Dulu Bandung pernah bergelar “lautan sampah”, dan sekarang gelar itu sudah pantas disandangkan pada Tangerang Selatan. Sungguh ironis, kota yang belum “seumur jagung”, belum punya dewan perwakilan rakyat, belum punya wali kota definitif, sudah harus “berenang sendirian” untuk menanggulangi lautan sampah. Kenyamanan hidup warga kota yang merupakan kawasan terakhir “pemekaran” wilayah di Indonesia itu sirna setelah pemerintah daerah Tangerang menarik 40-an truk sampah. Truk itu dulu secara rutin mengangkut sampah di kawasan yang berpenduduk 1,2 juta orang tersebut.

Penguasa sementara Tangerang Selatan menyiapkan truk pengganti, walau tak sebanyak yang dulu ada.
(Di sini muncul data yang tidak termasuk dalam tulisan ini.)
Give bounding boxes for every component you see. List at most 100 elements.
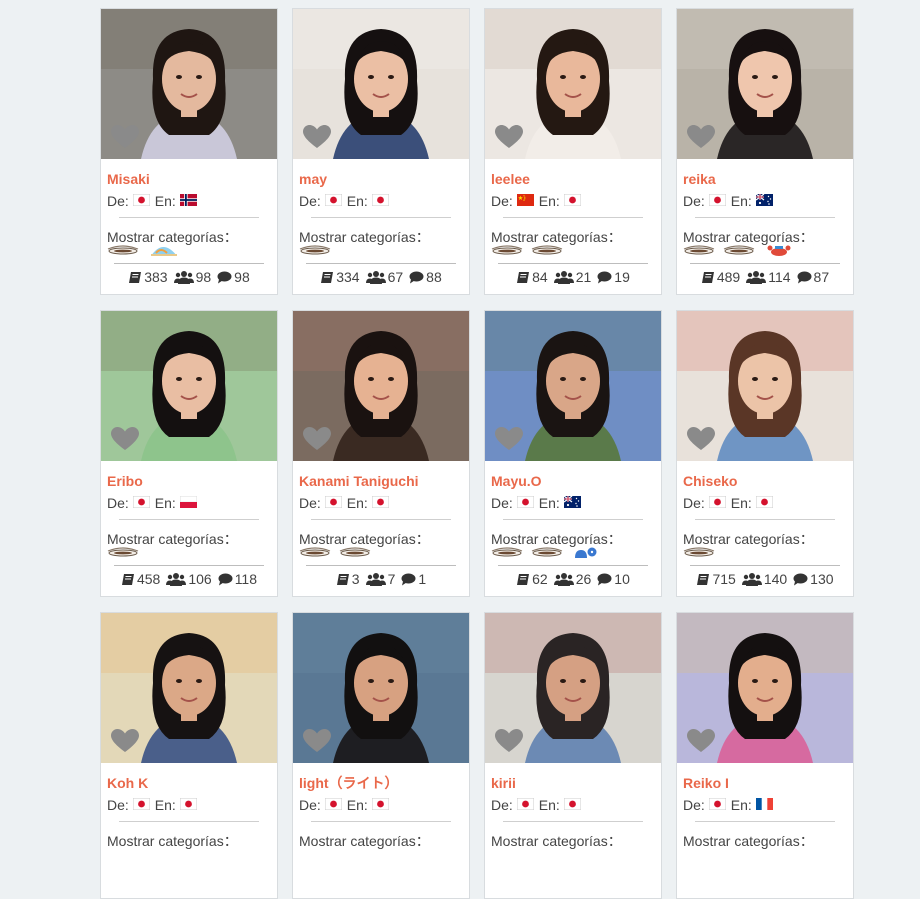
- tutor-card[interactable]: leelee De: En: Mostrar categorías： 84 21 19: [484, 8, 662, 295]
- favorite-heart-icon[interactable]: [111, 729, 139, 753]
- reviews-stat[interactable]: 87: [797, 269, 829, 285]
- users-icon: [553, 270, 576, 284]
- favorite-heart-icon[interactable]: [687, 427, 715, 451]
- favorite-heart-icon[interactable]: [111, 427, 139, 451]
- reviews-stat[interactable]: 118: [218, 571, 257, 587]
- to-label: En:: [346, 797, 368, 813]
- tutor-card[interactable]: reika De: En: Mostrar categorías： 489 114 87: [676, 8, 854, 295]
- tutor-photo[interactable]: [485, 311, 661, 461]
- tutor-name[interactable]: Mayu.O: [491, 473, 661, 489]
- to-label: En:: [346, 193, 368, 209]
- flag-jp-icon: [516, 495, 534, 511]
- lessons-stat[interactable]: 334: [320, 269, 360, 285]
- tutor-card[interactable]: Misaki De: En: Mostrar categorías： 383 98 98: [100, 8, 278, 295]
- reviews-stat[interactable]: 19: [597, 269, 630, 285]
- tutor-photo[interactable]: [293, 311, 469, 461]
- flag-pl-icon: [179, 495, 197, 511]
- flag-jp-icon: [371, 193, 389, 209]
- favorite-heart-icon[interactable]: [495, 427, 523, 451]
- flag-jp-icon: [132, 495, 150, 511]
- students-stat[interactable]: 106: [166, 571, 212, 587]
- favorite-heart-icon[interactable]: [687, 125, 715, 149]
- tutor-card[interactable]: Kanami Taniguchi De: En: Mostrar categorías…: [292, 310, 470, 597]
- tutor-card[interactable]: Chiseko De: En: Mostrar categorías： 715 140 13…: [676, 310, 854, 597]
- tutor-name[interactable]: light（ライト）: [299, 775, 469, 791]
- tutor-photo[interactable]: [101, 311, 277, 461]
- tutor-stats: 334 67 88: [293, 269, 469, 285]
- reviews-stat[interactable]: 88: [409, 269, 442, 285]
- category-icons: [107, 245, 277, 261]
- lessons-stat[interactable]: 489: [701, 269, 740, 285]
- tutor-card[interactable]: Koh K De: En: Mostrar categorías：: [100, 612, 278, 899]
- tutor-photo[interactable]: [677, 311, 853, 461]
- tutor-card[interactable]: Mayu.O De: En: Mostrar categorías： 62 26 10: [484, 310, 662, 597]
- users-icon: [166, 572, 188, 586]
- flag-jp-icon: [755, 495, 773, 511]
- tutor-name[interactable]: leelee: [491, 171, 661, 187]
- divider: [114, 263, 264, 264]
- categories-label[interactable]: Mostrar categorías：: [107, 833, 277, 849]
- students-stat[interactable]: 114: [746, 269, 791, 285]
- students-stat[interactable]: 26: [553, 571, 591, 587]
- lessons-count: 383: [144, 269, 168, 285]
- category-icons: [683, 245, 853, 261]
- favorite-heart-icon[interactable]: [303, 729, 331, 753]
- lessons-count: 489: [716, 269, 741, 285]
- tutor-name[interactable]: Misaki: [107, 171, 277, 187]
- favorite-heart-icon[interactable]: [495, 125, 523, 149]
- reviews-stat[interactable]: 1: [401, 571, 426, 587]
- tutor-name[interactable]: Kanami Taniguchi: [299, 473, 469, 489]
- tutor-photo[interactable]: [293, 9, 469, 159]
- favorite-heart-icon[interactable]: [303, 427, 331, 451]
- favorite-heart-icon[interactable]: [303, 125, 331, 149]
- tutor-photo[interactable]: [101, 613, 277, 763]
- tutor-card[interactable]: may De: En: Mostrar categorías： 334 67 88: [292, 8, 470, 295]
- lessons-stat[interactable]: 383: [128, 269, 168, 285]
- lessons-stat[interactable]: 715: [696, 571, 736, 587]
- students-stat[interactable]: 98: [173, 269, 211, 285]
- lessons-count: 3: [351, 571, 360, 587]
- tutor-card[interactable]: kirii De: En: Mostrar categorías：: [484, 612, 662, 899]
- tutor-photo[interactable]: [677, 613, 853, 763]
- category-icons: [491, 245, 661, 261]
- reviews-stat[interactable]: 98: [217, 269, 250, 285]
- tutor-name[interactable]: Reiko I: [683, 775, 853, 791]
- students-stat[interactable]: 7: [365, 571, 395, 587]
- categories-label[interactable]: Mostrar categorías：: [491, 833, 661, 849]
- tutor-name[interactable]: may: [299, 171, 469, 187]
- students-stat[interactable]: 140: [741, 571, 787, 587]
- tutor-photo[interactable]: [485, 613, 661, 763]
- tutor-photo[interactable]: [101, 9, 277, 159]
- students-stat[interactable]: 67: [365, 269, 403, 285]
- tutor-name[interactable]: reika: [683, 171, 853, 187]
- lessons-stat[interactable]: 3: [336, 571, 360, 587]
- reviews-stat[interactable]: 10: [597, 571, 630, 587]
- lessons-stat[interactable]: 458: [121, 571, 160, 587]
- favorite-heart-icon[interactable]: [111, 125, 139, 149]
- tutor-card[interactable]: light（ライト） De: En: Mostrar categorías：: [292, 612, 470, 899]
- tutor-name[interactable]: Chiseko: [683, 473, 853, 489]
- tutor-photo[interactable]: [293, 613, 469, 763]
- favorite-heart-icon[interactable]: [495, 729, 523, 753]
- tutor-languages: De: En:: [491, 193, 661, 209]
- categories-label[interactable]: Mostrar categorías：: [299, 833, 469, 849]
- tutor-photo[interactable]: [677, 9, 853, 159]
- tutor-name[interactable]: kirii: [491, 775, 661, 791]
- tutor-name[interactable]: Koh K: [107, 775, 277, 791]
- divider: [114, 565, 264, 566]
- tutor-name[interactable]: Eribo: [107, 473, 277, 489]
- divider: [306, 565, 456, 566]
- lessons-stat[interactable]: 62: [516, 571, 548, 587]
- book-icon: [516, 573, 532, 586]
- students-stat[interactable]: 21: [553, 269, 591, 285]
- from-label: De:: [107, 495, 129, 511]
- divider: [119, 217, 259, 218]
- categories-label[interactable]: Mostrar categorías：: [683, 833, 853, 849]
- divider: [690, 565, 840, 566]
- lessons-stat[interactable]: 84: [516, 269, 548, 285]
- tutor-photo[interactable]: [485, 9, 661, 159]
- favorite-heart-icon[interactable]: [687, 729, 715, 753]
- reviews-stat[interactable]: 130: [793, 571, 834, 587]
- tutor-card[interactable]: Eribo De: En: Mostrar categorías： 458 106 118: [100, 310, 278, 597]
- tutor-card[interactable]: Reiko I De: En: Mostrar categorías：: [676, 612, 854, 899]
Tapi problem utama muncul tiba-tiba: sampah tak bisa lagi dibuang di tempat milik pemerintah daerah Tangerang. Dibuang di satu tempat di Bogor juga ditolak. Tangerang Selatan belum punya tempat pembuangan sendiri. Lokasi tersedia, tapi penduduk setempat memprotes. Tak ada orang yang mau hidup dekat dengan sampah. Kepala Dinas Kebersihan Tangerang Selatan, juga penjabat wali kota, pusing tujuh keliling.

Inilah contoh pemekaran yang kurang mulus. Provinsi Banten dan Tangerang berebut menempatkan wali kota sementara. Kendati bukan “wakil” Tangerang yang sekarang menjabat, pemda Tangerang seharusnya ikut turun tangan soal sampah ini. Sebagian pajak penduduk Ciputat, Pamulang, dan sekitarnya ini masih mengalir ke kas Tangerang.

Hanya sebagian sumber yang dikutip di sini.